Pinewood’s £200m expansion writes script for thousands of film jobs

More than 8,000 existing full-time jobs at Pinewood Studios will be secured and another 3,100 are promised over the next 15 years as the Buckinghamshire site doubles in size after winning a planning appeal.

Fri, 19 Jun 2014

More than 8,000 existing full-time jobs at Pinewood Studios will be secured and another 3,100 are promised over the next 15 years as the Buckinghamshire site doubles in size after winning a planning appeal.

Communities secretary Eric Pickles gave the film and television studio site the go-ahead on economic grounds after South Bucks District Council rejected the £200m expansion plan at Iver Heath as ‘inappropriate’ for the green belt around London.

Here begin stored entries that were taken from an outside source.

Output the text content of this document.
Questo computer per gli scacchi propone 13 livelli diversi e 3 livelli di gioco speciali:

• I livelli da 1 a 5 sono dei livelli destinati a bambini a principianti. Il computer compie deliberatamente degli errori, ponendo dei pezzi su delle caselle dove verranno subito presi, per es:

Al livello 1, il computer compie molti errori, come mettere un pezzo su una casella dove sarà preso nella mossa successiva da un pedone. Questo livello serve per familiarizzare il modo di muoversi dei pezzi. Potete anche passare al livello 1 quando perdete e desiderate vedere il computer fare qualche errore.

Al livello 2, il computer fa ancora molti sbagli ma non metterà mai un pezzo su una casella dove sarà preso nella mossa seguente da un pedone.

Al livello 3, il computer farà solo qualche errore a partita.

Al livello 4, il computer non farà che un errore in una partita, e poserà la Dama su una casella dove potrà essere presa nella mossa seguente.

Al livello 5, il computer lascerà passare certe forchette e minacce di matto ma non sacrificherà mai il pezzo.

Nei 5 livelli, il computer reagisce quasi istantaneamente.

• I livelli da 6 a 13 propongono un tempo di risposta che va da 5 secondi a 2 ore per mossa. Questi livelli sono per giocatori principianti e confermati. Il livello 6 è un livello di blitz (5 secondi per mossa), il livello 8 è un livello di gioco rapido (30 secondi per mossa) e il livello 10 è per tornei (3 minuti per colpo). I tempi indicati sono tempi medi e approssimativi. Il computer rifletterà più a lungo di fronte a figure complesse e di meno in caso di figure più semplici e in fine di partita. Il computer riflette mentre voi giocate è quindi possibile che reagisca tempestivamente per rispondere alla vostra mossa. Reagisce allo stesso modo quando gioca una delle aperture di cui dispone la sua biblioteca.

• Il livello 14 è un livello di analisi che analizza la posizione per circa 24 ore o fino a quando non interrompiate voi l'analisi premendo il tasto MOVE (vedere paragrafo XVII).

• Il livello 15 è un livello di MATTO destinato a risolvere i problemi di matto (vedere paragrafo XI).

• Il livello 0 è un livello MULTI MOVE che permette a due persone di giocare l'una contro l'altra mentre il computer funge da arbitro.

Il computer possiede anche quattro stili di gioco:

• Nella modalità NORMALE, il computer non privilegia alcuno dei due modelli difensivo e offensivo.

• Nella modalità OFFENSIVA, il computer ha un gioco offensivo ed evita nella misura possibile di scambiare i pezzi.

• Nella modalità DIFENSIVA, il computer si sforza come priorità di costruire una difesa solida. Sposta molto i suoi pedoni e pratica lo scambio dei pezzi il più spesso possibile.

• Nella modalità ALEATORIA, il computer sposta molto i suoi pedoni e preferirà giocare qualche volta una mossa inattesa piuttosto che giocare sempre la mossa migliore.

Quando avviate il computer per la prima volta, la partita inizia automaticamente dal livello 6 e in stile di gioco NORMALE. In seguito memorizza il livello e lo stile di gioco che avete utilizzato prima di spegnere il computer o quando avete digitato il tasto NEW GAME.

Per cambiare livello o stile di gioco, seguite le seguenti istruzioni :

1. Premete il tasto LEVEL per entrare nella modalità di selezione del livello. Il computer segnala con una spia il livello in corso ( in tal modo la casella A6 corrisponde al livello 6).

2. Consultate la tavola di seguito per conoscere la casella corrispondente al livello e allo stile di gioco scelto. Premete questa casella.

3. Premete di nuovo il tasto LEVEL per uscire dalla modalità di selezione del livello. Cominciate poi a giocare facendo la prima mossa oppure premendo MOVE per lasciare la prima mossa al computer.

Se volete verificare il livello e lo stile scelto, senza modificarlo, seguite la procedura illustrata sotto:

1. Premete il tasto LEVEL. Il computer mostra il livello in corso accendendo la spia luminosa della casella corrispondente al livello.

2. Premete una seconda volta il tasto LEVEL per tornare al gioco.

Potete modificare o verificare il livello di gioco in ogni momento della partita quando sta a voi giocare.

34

Pinewood, where Star Wars Episode VII is currently in production, has made more than 1,500 films over 76 years including the most recent James Bond movie, Skyfall.

Studio chiefs argued that international demand is growing from producers who need more space than the existing 37-hectare site to make feature films. In the Pinewood Studios development framework, they set out the case for expansion on to adjacent open land of about 45 hectares in the green belt.

Twelve new stages, streetscapes, workshops and offices will help Pinewood deliver £400m a year to the UK economy, £150m of it from the expansion. Building will take place in three phases of five years each from 2015.

Claiming there was no credible or viable alternative to help the UK film and television industry expand, Pinewood held out the promise of significant opportunities for education, training and apprenticeships.

Ivan Dunleavy, chief executive of Pinewood Shepperton, said the project addressed the shortage of stage space in the UK and built on the success of the government’s policy for the creative industries.

“As a result of today’s green light from the secretary of state, thousands of much needed new jobs will be created in this growing sector of the economy,” he added. “We want to begin construction as soon as possible.”

The local council signalled its disappointment but also its acceptance that the fight was over in a statement by Councillor Roger Reed, cabinet member for sustainable development. He said: "We had extensive and well informed objections from the district council, parish councils and others to the scheme, but we must now look forward and recognise the importance of Pinewood and the benefit they can bring to the local and wider economy."